Corazas. Cuento histórico I

Siempre me ha gustado la novela histórica, la única novela que tengo escrita puede calificarse así, y siempre me ha gustado la época napoleónica y en concreto lo ocurrido en España, supongo que herencia de la lectura de los Episodios Nacionales de Galdós, por eso escribir un cuento sobre esos tiempos no me resulta extraño. Quizá lo extraño sea el formato, el cuento, pero su técnica y su extensión permiten acercarse a distintas épocas y escenas como a través de una ventana, simplemente para echar una ojeada, mirar a un lado y a otro y pasar al siguiente relato. En Como Pompas de Jabón hay al menos tres cuentos que podrían considerarse como históricos. De momento aquí dejo Corazas, la historia de un soldado francés en la España de la Guerra de la Independencia:

CORAZAS

El sargento de coraceros Benoît Lerroux se levantó sobre los estribos para tener una mejor vista de la llanura. Hacia el oeste se divisaba un cerro pequeño, amarillo y seco, como toda aquella región abrasada por el sol de España en julio. Al este, unas casas blancas, arremolinadas en torno a un campanario, parecía que a pesar del calor se amontonaban como si tuviesen frío o para conjurar algún miedo atávico y tan antiguo como la tierra.

Detrás de él, su escuadra, una veintena de muchachos de todos los rincones de Francia, alsacianos, normandos, marselleses… alistados al calor de la república algunos y los más bajo el influjo imparable de “El Corso”. Realmente, Benoît pensaba que todos ellos habían escapado de vidas esforzadas y miserables en las granjas paternas, lo que no esperaban es que la vida en el ejército francés lo era aún más, con el añadido de poder acabar despatarrado en cualquier campo de Europa siguiendo al Emperador.

Los observaba por las noches cuando acampaban, muchos de ellos aún tenían un rastro de horror en los ojos después de lo que habían visto y hecho en Madrid. Dios, había sido difícil hasta para él que llevaba gastando botas desde que se alistó como tambor para la expedición de Egipto. Cuando volvió, ingresó en los coraceros, si iba a recorrer medio mundo, por lo menos que fuese a caballo.

Madrid, aquellas calles estrechas por las que tenían que ir en formación de a dos, aquella turba enfurecida que les lanzaba de todo desde las ventanas. Eso cuando no salía alguna mujer enloquecida que tijeras en mano acuchillaba caballo, bota, pierna y lo que encontrase hasta que inevitablemente caía con el cráneo partido de un sablazo que el propio soldado se espantaba de haber lanzado contra una modistilla o una lavandera, quizá igual de dulce que la que lo esperaba en Dijon.

Pero aquello no fue algo momentáneo o aislado. Fue una batalla que duró todo el día y cuyo acto principal tuvo lugar contra aquellos soldados que habían sacado los cañones a la calle, disparados primero por profesionales, después por hombres, mujeres, curas, adolescentes iracundos contra los que Benoît y su escuadra cargó con el pesado sable en alto y que uno a uno fueron matando, porque solo los muertos cesaban en su empeño. Aquella noche ya lo vio en los ojos de sus hombres y supo que aquello les había cambiado a todos.

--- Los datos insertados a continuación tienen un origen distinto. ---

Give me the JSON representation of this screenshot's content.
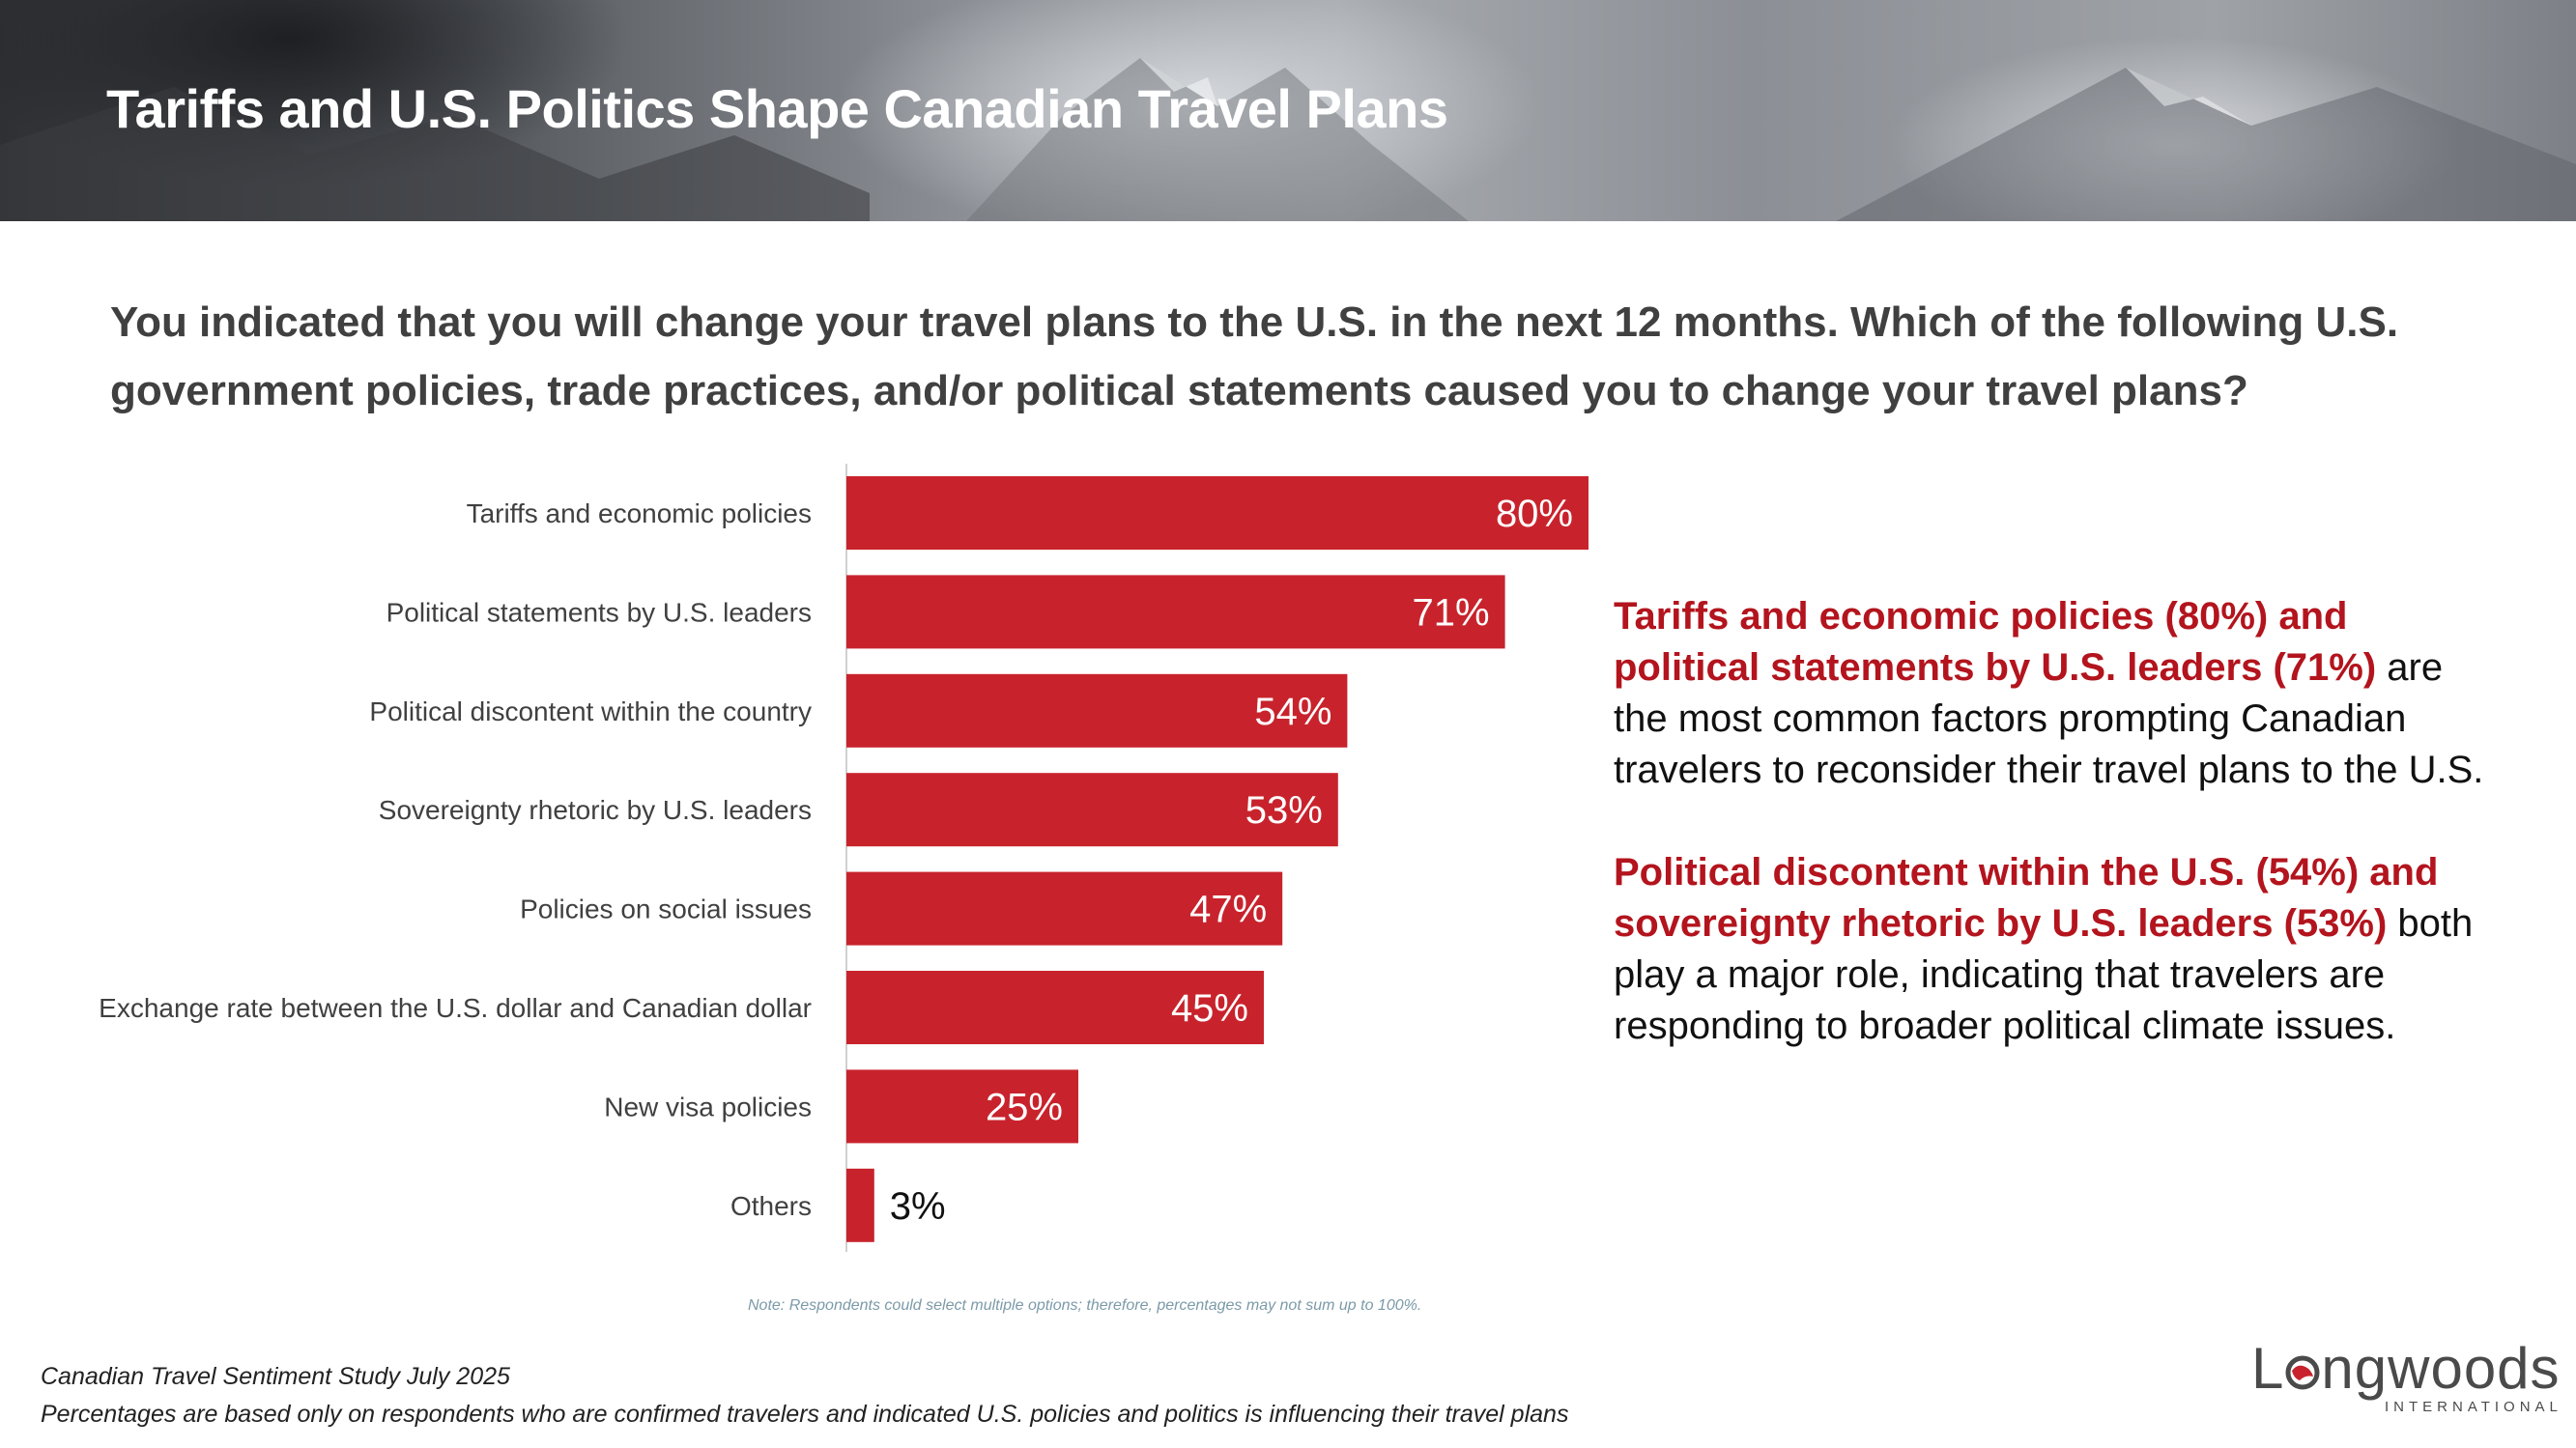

Ahora frente a aquel pueblo, la cosa parecía distinta. Iban en descubierta, tenían que confirmar los rumores que habían llegado a los generales de que el ejercito español preparaba un último esfuerzo y que junto con tropas irregulares podían estar cerca de una población llamada Bailén, a unos veinte kilómetros de donde se encontraban.Aquello que tenían frente a ellos no era Bailén, era mucho más pequeño, pero aquellos jinetes formados apuntando con sus lanzas hacia ellos, aquellos, sí eran un obstáculo. Allí habría treinta o cuarenta, los suficientes como para que Benoît supiese que debía volver grupas y alejarse. Indicó a sus soldados que volviesen al campamento, que él iría después cuando hubiese observado mejor a los lanceros. Benoît vio alejarse a unos y a otros, se bajó del caballo y poco a poco se fue despojando de todo aquello que lo pudiese vincular con el ejército francés. Después volvió a montar a caballo, al sur estaba el ejército español, al norte el francés, era por la tarde, así que le pareció de buen augurio seguir la marcha del sol, comenzó a cabalgar hacia el oeste pensando qué se en- contraría, pensó en Portugal y el gran océano y más allá América. Puede ser, se dijo mientras veía como se ocultaba el sol que ahora marcaba su camino.